A slow start to the week in terms of data releases saw markets turning more optimistic on the Omicron variant story and – while still waiting for more details on the vaccine efficacy FX has recovered some ground.
Today, we may get a bit of the same as yesterday: there are no major data releases in the US and no Fed speakers given the pre-FOMC blackout period. The dollar may simply remain rangebound with sentiment on the Omicron variant still set to drive most market moves. Investors will also keep an eye on developments on the US-Russia diplomatic tensions, as Biden is reportedly considering sanctions on Russian banks if Russia invades Ukraine.

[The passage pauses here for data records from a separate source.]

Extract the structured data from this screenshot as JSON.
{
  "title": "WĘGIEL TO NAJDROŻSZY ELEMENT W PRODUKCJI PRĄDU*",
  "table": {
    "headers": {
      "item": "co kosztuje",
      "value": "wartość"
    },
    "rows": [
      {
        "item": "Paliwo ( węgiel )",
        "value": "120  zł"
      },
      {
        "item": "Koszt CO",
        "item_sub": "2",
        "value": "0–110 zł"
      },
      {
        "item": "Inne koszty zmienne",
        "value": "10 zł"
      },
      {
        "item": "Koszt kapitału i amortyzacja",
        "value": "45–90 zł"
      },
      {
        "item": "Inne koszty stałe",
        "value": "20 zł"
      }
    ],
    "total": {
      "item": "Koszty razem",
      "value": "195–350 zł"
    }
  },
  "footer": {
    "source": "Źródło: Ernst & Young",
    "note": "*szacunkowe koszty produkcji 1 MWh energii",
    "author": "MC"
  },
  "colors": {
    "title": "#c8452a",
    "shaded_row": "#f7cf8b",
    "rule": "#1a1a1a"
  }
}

CAD has recovered some of its recent losses at the start of this week, as a rebound in risk appetite and oil prices generated some much-needed reprieve. With market sentiment on the risks associated with the Omicron variant changing quite rapidly, it is hard to predict whether the loonie will still have a good tailwind into tomorrow's BoC policy announcement. Most expect the BoC will take a more cautious approach given the lingering uncertainty around the risks and economic impact of the new variant. At the same time, the bar for a hawkish surprise seems quite high too; the market is back to pricing five rate hikes next year as strong jobs data on Friday helped revert the current downtrend.
All in all, most think the BoC won't surprise markets and that CAD will be only marginally impacted by the policy meeting tomorrow, leaving the currency almost solely driven by external factors for now. Barring a major setback to the global economy due to the Omicron variant, expect USD/CAD to consistently trade below 1.25 in 2022.

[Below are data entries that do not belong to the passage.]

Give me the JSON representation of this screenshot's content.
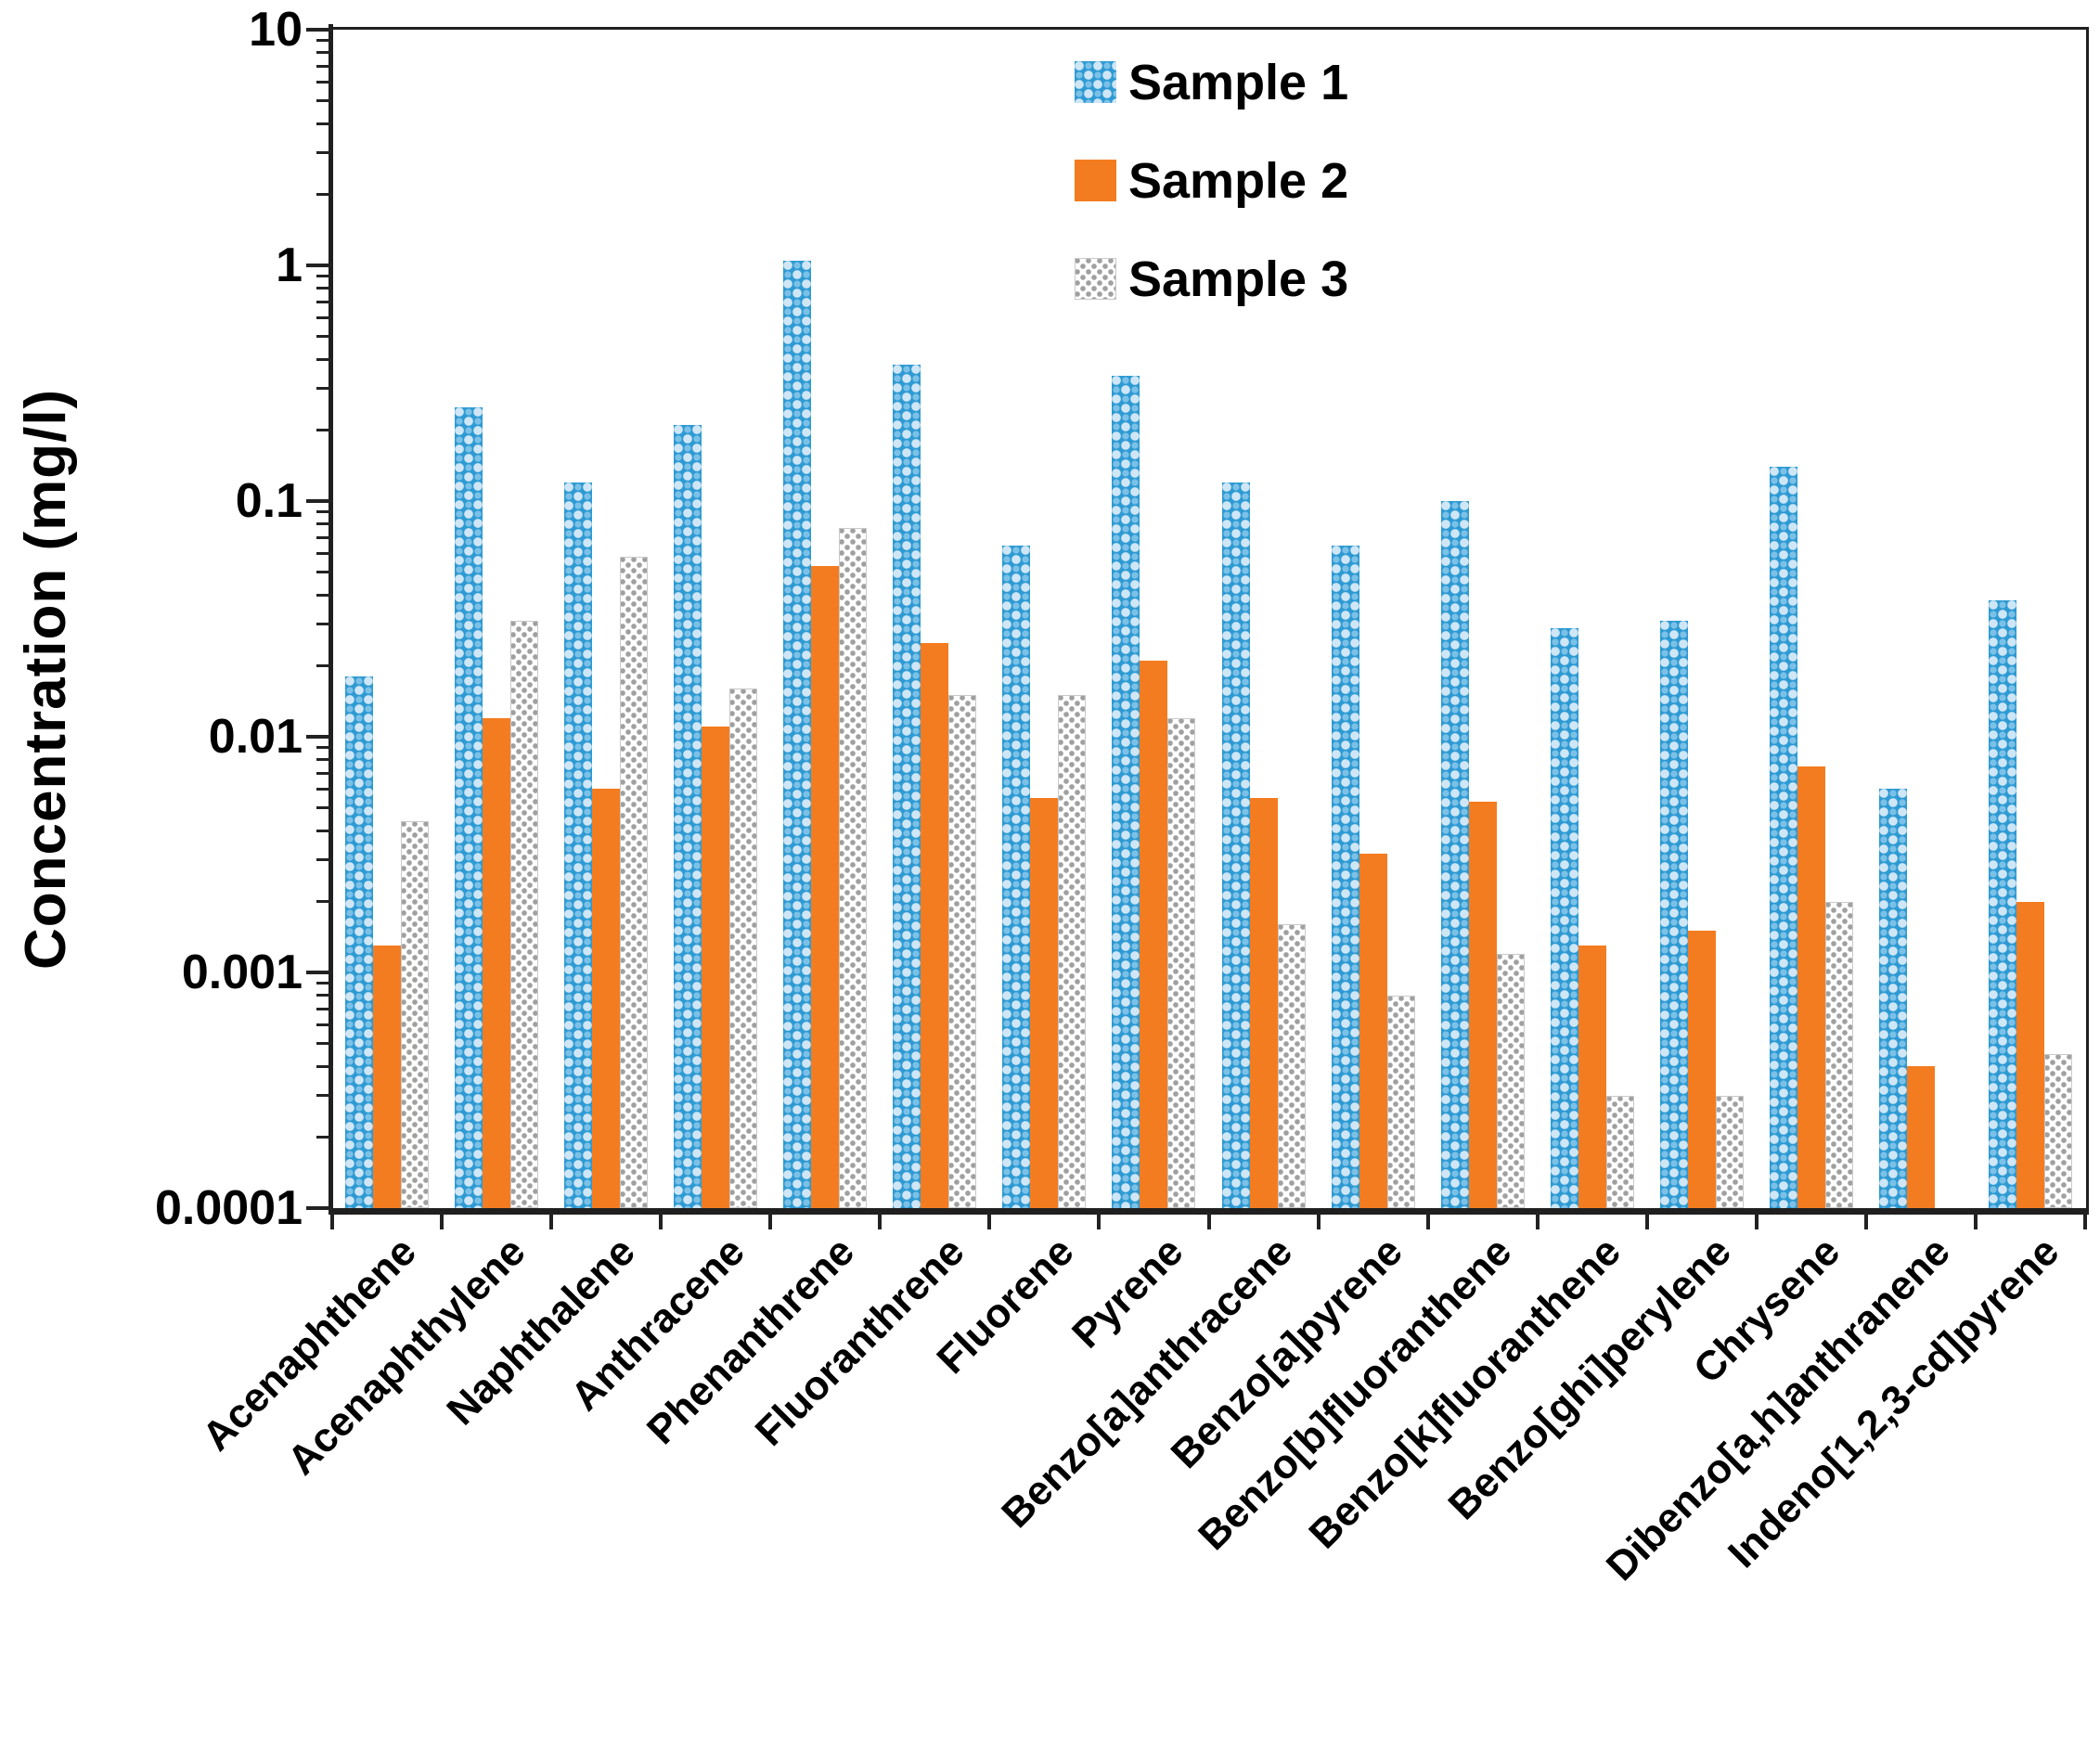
{
  "figure": {
    "y_axis_title": "Concentration (mg/l)",
    "y_tick_labels": [
      "10",
      "1",
      "0.1",
      "0.01",
      "0.001",
      "0.0001"
    ],
    "legend_items": [
      "Sample 1",
      "Sample 2",
      "Sample 3"
    ]
  },
  "colors": {
    "sample1_blue": "#2d9ad3",
    "sample1_pattern_light": "#d8eaf7",
    "sample2_orange": "#f47c20",
    "sample3_gray_dot": "#a0a0a0",
    "axis_black": "#1f1f1f"
  },
  "chart_data": {
    "type": "bar",
    "title": "",
    "xlabel": "",
    "ylabel": "Concentration (mg/l)",
    "y_scale": "log",
    "ylim": [
      0.0001,
      10
    ],
    "y_ticks": [
      10,
      1,
      0.1,
      0.01,
      0.001,
      0.0001
    ],
    "grid": false,
    "legend_position": "top-center-inside",
    "categories": [
      "Acenaphthene",
      "Acenaphthylene",
      "Naphthalene",
      "Anthracene",
      "Phenanthrene",
      "Fluoranthrene",
      "Fluorene",
      "Pyrene",
      "Benzo[a]anthracene",
      "Benzo[a]pyrene",
      "Benzo[b]fluoranthene",
      "Benzo[k]fluoranthene",
      "Benzo[ghi]perylene",
      "Chrysene",
      "Dibenzo[a,h]anthranene",
      "Indeno[1,2,3-cd]pyrene"
    ],
    "series": [
      {
        "name": "Sample 1",
        "values": [
          0.018,
          0.25,
          0.12,
          0.21,
          1.05,
          0.38,
          0.065,
          0.34,
          0.12,
          0.065,
          0.1,
          0.029,
          0.031,
          0.14,
          0.006,
          0.038
        ]
      },
      {
        "name": "Sample 2",
        "values": [
          0.0013,
          0.012,
          0.006,
          0.011,
          0.053,
          0.025,
          0.0055,
          0.021,
          0.0055,
          0.0032,
          0.0053,
          0.0013,
          0.0015,
          0.0075,
          0.0004,
          0.002
        ]
      },
      {
        "name": "Sample 3",
        "values": [
          0.0044,
          0.031,
          0.058,
          0.016,
          0.077,
          0.015,
          0.015,
          0.012,
          0.0016,
          0.0008,
          0.0012,
          0.0003,
          0.0003,
          0.002,
          null,
          0.00045
        ]
      }
    ]
  }
}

It appears that the euro’s role as a funding currency is curbing the EUR/USD upside in the current market environment, as investors are moving toward risk-on bets. With the eurozone growth outlook already partly compromised by restrictions in Germany and other eurozone countries, and the European Central Bank sticking to a broadly dovish tone, the euro may be facing more pressure regardless of Omicron-related sentiment. The EUR/USD could re-test 1.1200 this week.
We’ve seen a divergence in how central bank officials have addressed the Omicron risk in the UK and US. While the Federal Reserve sent some hawkish signals and still sounded quite focused on spiking inflation, the Bank of England saw even some of its more hawkish voices take a more cautious tone. The market is currently pricing in 7 out of 15bp of tightening at the 16 December meeting. This divergence in policy expectations may keep a lid on the GBP’s upside in the run-up to the BoE meeting despite the upbeat risk sentiment.